Significance: The proposed work could enhance the interoperability of the learnt latent space and improve the prediction accuracy.

缺点

Firstly, the motivation of this paper is not well illustrated. Increasing the latent space interpretability is a important problem. However, why SINDy instead of other symbolic method like symbolic learning is introduced. SINDy's limitations are strong assumptions about the library terms. Usually the library terms are constructed based on some physics intuitions accounting for convection/diffusion. However, the latent space of GRU doesn't actually has physical meaning and it is hard to verify if the derived form could align the underlying physics from the view of interpretability. Some experiments also missing about the convergence of the identified system. For example, if you corrupted the dataset with different noise, will the final analytical form discovered by SINDy keep the same? How was your discovered result change with size of the libraries, e.g., including more terms in the library to show the scalability of the algorithms.

Secondly, the experiments doesn't compare with any symbolic learning, which could justify if SINDy is a better candidate in this problem. Moreover, the comparison is also done for the pendulum case instead of all the cases.

Thirdly, the flow-over cylinder problem has been studied thoroughly by other reduced order methods but there are no relevant comparison. Essentially, the final output of the proposed model is a ROM dynamical model in latent space so it is important to show its performance gain compared to the established methods.

问题

Questions are just more concrete illustration of the weakness session.
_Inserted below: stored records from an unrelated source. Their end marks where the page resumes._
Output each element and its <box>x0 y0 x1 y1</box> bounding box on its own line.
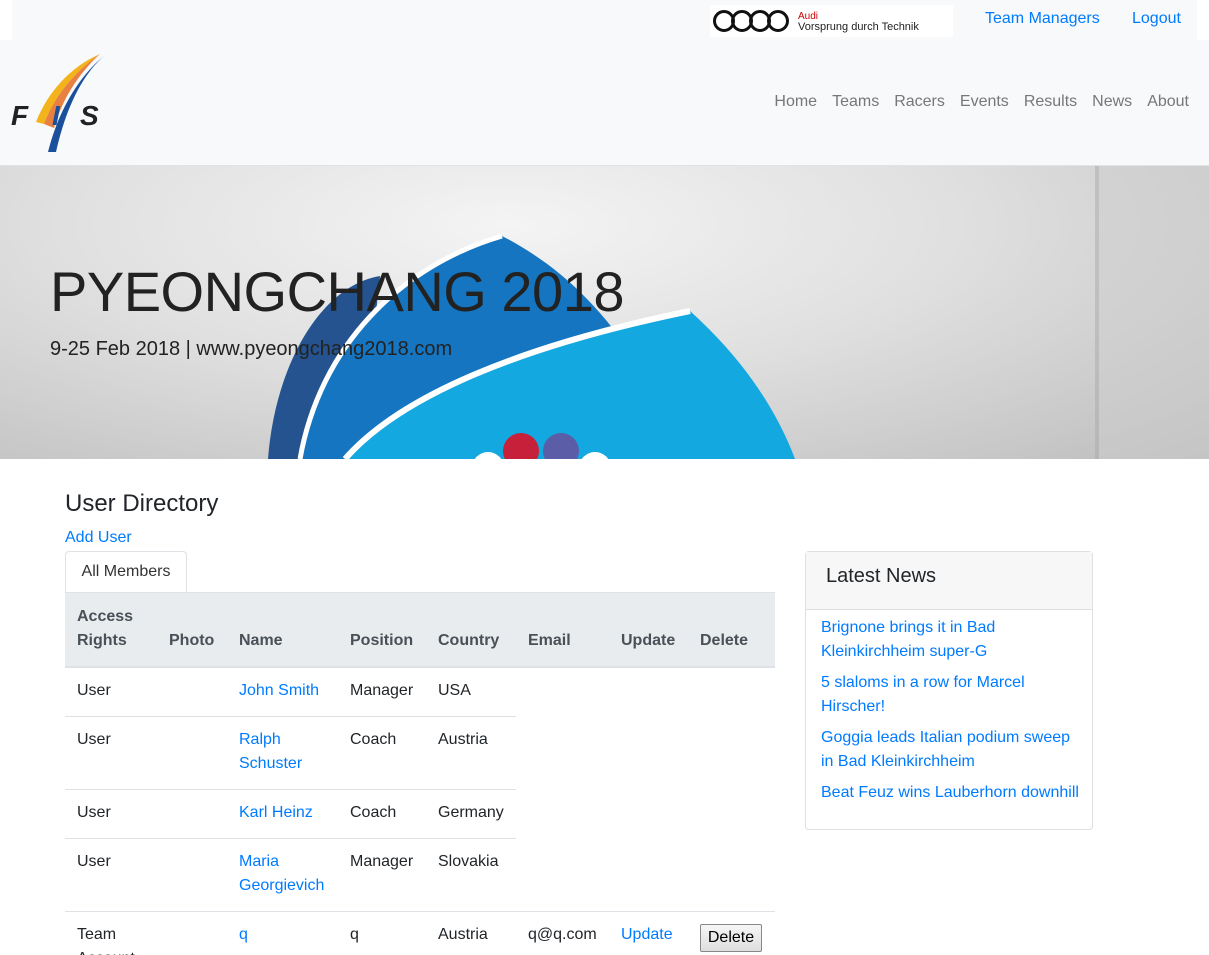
add-user-link[interactable]: Add User <box>65 529 132 547</box>
news-item-link[interactable]: Beat Feuz wins Lauberhorn downhill <box>821 781 1081 805</box>
row-divider <box>65 789 516 790</box>
column-header-access-rights: Access Rights <box>77 608 134 649</box>
row-5-email: q@q.com <box>528 926 597 943</box>
nav-item-teams[interactable]: Teams <box>832 93 879 111</box>
row-3-access: User <box>77 804 111 821</box>
hero-banner: PYEONGCHANG 2018 9-25 Feb 2018 | www.pye… <box>0 166 1209 459</box>
row-divider <box>65 911 775 912</box>
logo-letter-s: S <box>80 100 99 131</box>
news-item-link[interactable]: Brignone brings it in Bad Kleinkirchheim… <box>821 616 1081 664</box>
column-header-country: Country <box>438 632 500 649</box>
nav-item-racers[interactable]: Racers <box>894 93 945 111</box>
audi-sponsor-banner[interactable]: Audi Vorsprung durch Technik <box>710 5 953 37</box>
nav-item-home[interactable]: Home <box>774 93 817 111</box>
row-2-country: Austria <box>438 731 488 748</box>
tab-all-members[interactable]: All Members <box>65 551 187 593</box>
update-link[interactable]: Update <box>621 926 673 943</box>
column-header-delete: Delete <box>700 632 749 649</box>
row-5-country: Austria <box>438 926 488 943</box>
nav-item-about[interactable]: About <box>1147 93 1189 111</box>
page-title: User Directory <box>65 490 219 517</box>
row-2-name[interactable]: Ralph Schuster <box>239 728 329 776</box>
nav-item-news[interactable]: News <box>1092 93 1132 111</box>
latest-news-heading: Latest News <box>806 552 1092 610</box>
row-1-position: Manager <box>350 682 414 699</box>
row-4-name-link[interactable]: Maria Georgievich <box>239 853 324 894</box>
table-header: Access Rights Photo Name Position Countr… <box>65 592 775 668</box>
row-2-position: Coach <box>350 731 397 748</box>
row-4-country: Slovakia <box>438 853 499 870</box>
latest-news-card: Latest News Brignone brings it in Bad Kl… <box>805 551 1093 830</box>
row-5-position: q <box>350 926 359 943</box>
row-5-access: Team Account <box>77 926 135 955</box>
row-3-name-link[interactable]: Karl Heinz <box>239 804 313 821</box>
row-5-update[interactable]: Update <box>621 923 673 947</box>
top-utility-bar: Audi Vorsprung durch Technik Team Manage… <box>12 0 1197 40</box>
row-1-name[interactable]: John Smith <box>239 679 319 703</box>
nav-item-events[interactable]: Events <box>960 93 1009 111</box>
row-divider <box>65 716 516 717</box>
delete-button[interactable]: Delete <box>700 924 762 952</box>
row-divider <box>65 838 516 839</box>
row-1-name-link[interactable]: John Smith <box>239 682 319 699</box>
logout-link[interactable]: Logout <box>1132 10 1181 28</box>
row-2-access: User <box>77 731 111 748</box>
news-item-link[interactable]: Goggia leads Italian podium sweep in Bad… <box>821 726 1081 774</box>
row-4-name[interactable]: Maria Georgievich <box>239 850 334 898</box>
row-3-name[interactable]: Karl Heinz <box>239 801 313 825</box>
row-1-country: USA <box>438 682 471 699</box>
column-header-position: Position <box>350 632 414 649</box>
row-4-access: User <box>77 853 111 870</box>
primary-nav: Home Teams Racers Events Results News Ab… <box>759 93 1189 111</box>
row-3-position: Coach <box>350 804 397 821</box>
column-header-email: Email <box>528 632 571 649</box>
row-2-name-link[interactable]: Ralph Schuster <box>239 731 302 772</box>
fis-logo[interactable]: F I S <box>8 52 108 156</box>
hero-title: PYEONGCHANG 2018 <box>50 260 624 323</box>
row-1-access: User <box>77 682 111 699</box>
row-4-position: Manager <box>350 853 414 870</box>
column-header-name: Name <box>239 632 283 649</box>
nav-item-results[interactable]: Results <box>1024 93 1077 111</box>
column-header-update: Update <box>621 632 676 649</box>
logo-letter-f: F <box>11 100 29 131</box>
main-navbar: F I S Home Teams Racers Events Results N… <box>0 40 1209 166</box>
audi-rings-icon <box>713 10 789 32</box>
sponsor-slogan: Vorsprung durch Technik <box>798 21 919 33</box>
hero-subtitle: 9-25 Feb 2018 | www.pyeongchang2018.com <box>50 338 453 360</box>
news-item-link[interactable]: 5 slaloms in a row for Marcel Hirscher! <box>821 671 1081 719</box>
team-managers-link[interactable]: Team Managers <box>985 10 1100 28</box>
row-3-country: Germany <box>438 804 504 821</box>
row-5-name[interactable]: q <box>239 923 248 947</box>
row-5-name-link[interactable]: q <box>239 926 248 943</box>
column-header-photo: Photo <box>169 632 215 649</box>
logo-letter-i: I <box>52 100 60 131</box>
Could you justify why SINDy but not other symbolic regression models. Some experiment results would be more convincing in addition to the words
Could you show the impact of data noise to the final identified latent space dynamics. To what degree your model could give roughly the same form. Could you also show the impact of the library terms.
Could you compare with all your cases with baseline models? My concern is that in Figure 4 and 6 the prediction results don't seem very close to the ground truth data.
Could you provide the training cost for all your models?
How is your result compared with other ROM model? Could they lead the same/similar form? Is your model more accurate?
How sensible your model is respect to the ensemble size?

撤稿通知

2024-11-14

I have read and agree with the venue's withdrawal policy on behalf of myself and my co-authors.